Anders Petersen, From Back Home, 2008, image: Anders Petersen |
Well-known Swedish photographer Anders Petersen has been taking photographs since he left home at eighteen, beginning in Hamburg, Germany in the ’60s with outsider figures and acquaintances at a bar called Café Lehmitz, leading up to his latest show at Stockholm’s Fotografiska Museet displaying a fine-tuned collection of 100 black and white photographs taken in Värmland, Sweden. With so many photographs displayed side by side, it is easy to overlook some, focusing more on others that more permanently find their way into the viewer’s domain of interest.
Petersen prefers taking black and white photographs, and he works well by following site-specific constraints for his series; Petersen’s series are often simply named after the location where the photographs were taken (e.g. Utrecht, Okinawa, Rome). Yet, this later exhibition ”From Back Home” is not so much about Värmland but more about Petersen’s decision to document this town years after living there himself as a teen. Most images include individuals that he does not know and from a recent mismatched decade that does not directly reflect his actual set of memories, yet they serve to question and confirm his roots nonetheless. Questions such as these arise: how much actually changes over time regarding notions of homeland or hometown? Is memory more entangled with the visual snapshot of a specific memory, or the feelings derived from loved ones and familiar scenes complimenting those memories?
Much like cherishing each personal remembrance, it is also helpful to focus on just one of Petersen’s photographs at a time. Above is one image (also entitled From Back Home) to consider more closely that was displayed in Fotografiska’s ”From Back Home” series. Four younger men with no perceivable parental supervision—or perhaps eager, young boys on the verge of manhood is a more accurate portrayal—are perched in the cab of an older pickup truck that may or may not belong to one of these unmoving passengers. For how old are these awkward boys, their baby faces and glasses emphasizing unfinished imperfection? Old enough to drive? Do they have the keys and kroner for petrol? Maybe. Yet, driving in Sweden is a privilege more strictly reserved for those who can afford it, and four young men sequestered in a small town may be at a loss.
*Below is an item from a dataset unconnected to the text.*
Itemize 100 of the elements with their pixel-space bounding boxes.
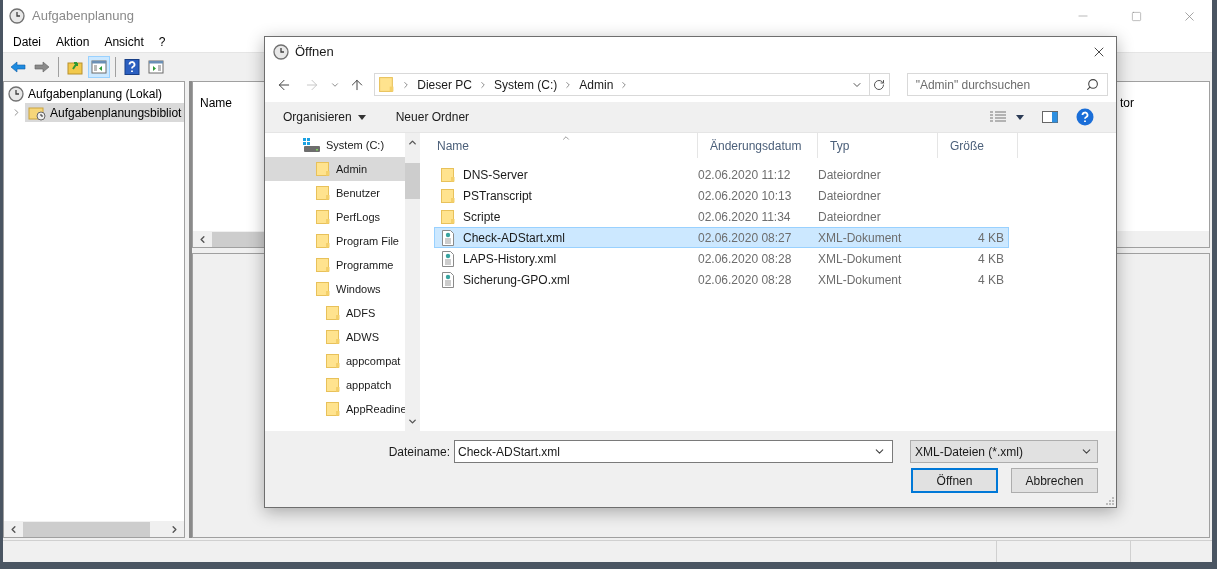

It is hard to discern the time of day, yet the grey sky and lush pine and fir trees in the background make one believe that it could be a summer’s dusk. Three of them are gazing towards the viewer, but one is turned to his right in a seemingly absent-minded yet nonconformist gesture. All are, more or less, dressed in casual, uncomplicated attire, which makes one think that they are of a similar class and mindset. Regarding race and sex, they also reflect one another which questions their heritage: four young white men who are perhaps part of their own self-created brotherhood or boy’s club. Does this image encompass a pre- or post- right-of-passage or initiation ritual? Is this image encapsulating the moment before they ’go out on the town,’ or are they still too young to go out, left to sneaky unchaperoned maneuvers? Are they brothers, friends, winners, losers or keepers?
There is a lone bottle of alcohol propped on the dashboard; it is unclear who owns it. Perhaps, this bottle has no owner; either way, questions of one’s individualism versus a collective mentality become issues by choosing to display this very simple object—one notorious tool of many that may either unite or separate them in this moment. Are these young men one-for-all, all-for-one, and if so: for how long?